If you’re looking to harness the power of AI for Automatic Speech Recognition (ASR) in Spanish, you’ve come to the right place! This guide will walk you through the steps to use the XLSR Wav2Vec2 model effectively.
Getting Started with XLSR Wav2Vec2
The XLSR Wav2Vec2 model fine-tuned for Spanish is a robust tool for transcribing audio. It has been trained on the Common Voice dataset, providing impressive accuracy. Here’s how you can set it up and use it:
Step 1: Install Required Libraries
Ensure you have the necessary libraries installed. You can use pip to install them:
pip install asrecognition torch librosa datasets transformers
Step 2: Load the Model
Use the following code snippet to load the XLSR Wav2Vec2 model:
from asrecognition import ASREngine
asr = ASREngine('es', model_path='jonatasgrosman/wav2vec2-large-xlsr-53-spanish')
In this analogy, think of the ASR model as a very skilled translator who is fluent in Spanish and specializes in audio transcriptions. By loading the model, you’re essentially summoning this translator to help you decode your audio files.
Step 3: Transcribe Audio Files
With the model loaded, you can now transcribe audio files. Prepare your audio files in .mp3 or .wav formats. Use the following code:
audio_paths = ['path/to/your_file.mp3', 'path/to/another_file.wav']
transcriptions = asr.transcribe(audio_paths)
print(transcriptions)
This part of the process is like playing the recording for our translator. The translator listens and then provides you with the written text from the audio.
Step 4: Writing Your Inference Script
If you prefer to write your own inference script, here’s how:
import torch
import librosa
from datasets import load_dataset
from transformers import Wav2Vec2ForCTC, Wav2Vec2Processor
LANG_ID = 'es'
MODEL_ID = 'jonatasgrosman/wav2vec2-large-xlsr-53-spanish'
SAMPLES = 10
# Load the dataset
test_dataset = load_dataset('common_voice', LANG_ID, split='test[:SAMPLES]')
processor = Wav2Vec2Processor.from_pretrained(MODEL_ID)
model = Wav2Vec2ForCTC.from_pretrained(MODEL_ID)
# Preprocessing the datasets
def speech_file_to_array_fn(batch):
speech_array, sampling_rate = librosa.load(batch['path'], sr=16_000)
batch['speech'] = speech_array
batch['sentence'] = batch['sentence'].upper()
return batch
test_dataset = test_dataset.map(speech_file_to_array_fn)
inputs = processor(test_dataset['speech'], sampling_rate=16_000, return_tensors='pt', padding=True)
with torch.no_grad():
logits = model(inputs.input_values, attention_mask=inputs.attention_mask).logits
predicted_ids = torch.argmax(logits, dim=-1)
predicted_sentences = processor.batch_decode(predicted_ids)
for i, predicted_sentence in enumerate(predicted_sentences):
print(f"Reference: {test_dataset[i]['sentence']}")
print(f"Prediction: {predicted_sentence}")
This script processes the audio files and uses the translator to convert them into text, much like how you’d take notes while listening to an interview.
Evaluation of Model
Once you have your transcriptions, you can evaluate the model’s performance using:
bash python eval.py --model_id jonatasgrosman/wav2vec2-large-xlsr-53-spanish --dataset mozilla-foundation/common_voice_6_0 --config es --split test
Troubleshooting Ideas
If you encounter any issues, consider the following troubleshooting tips:
- Make sure your audio files are sampled at 16kHz, as this is required for the model to function correctly.
- Ensure all libraries are up to date. Use the command:
pip install --upgradefor each library. - If there’s still an issue, double-check the paths to your audio files. Ensure that they exist and are accessible.

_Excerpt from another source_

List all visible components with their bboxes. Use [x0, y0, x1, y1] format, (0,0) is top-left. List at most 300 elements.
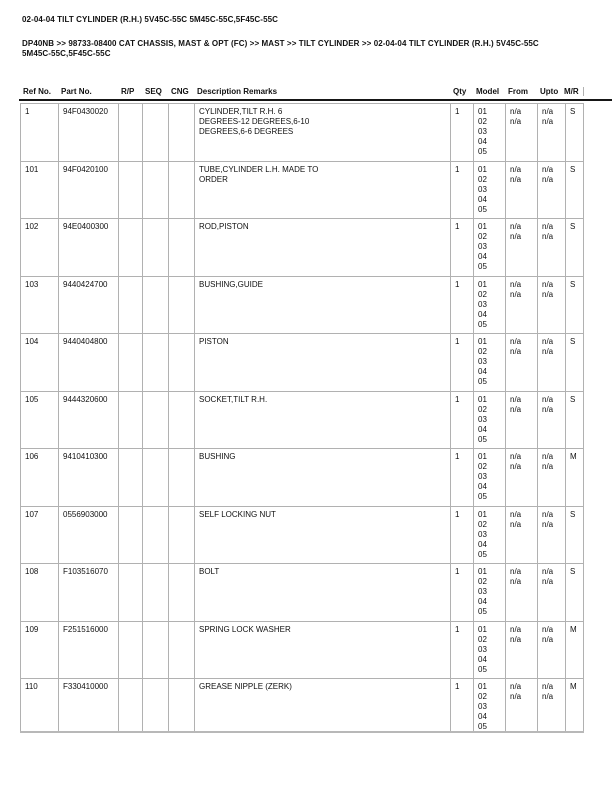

- For further insights, updates, or to collaborate on AI development projects, stay connected with fxis.ai.
Conclusion
By following these instructions, you can effectively leverage the XLSR Wav2Vec2 model for transcribing Spanish audio. At fxis.ai, we believe that such advancements are crucial for the future of AI, as they enable more comprehensive and effective solutions. Our team is continually exploring new methodologies to push the envelope in artificial intelligence, ensuring that our clients benefit from the latest technological innovations.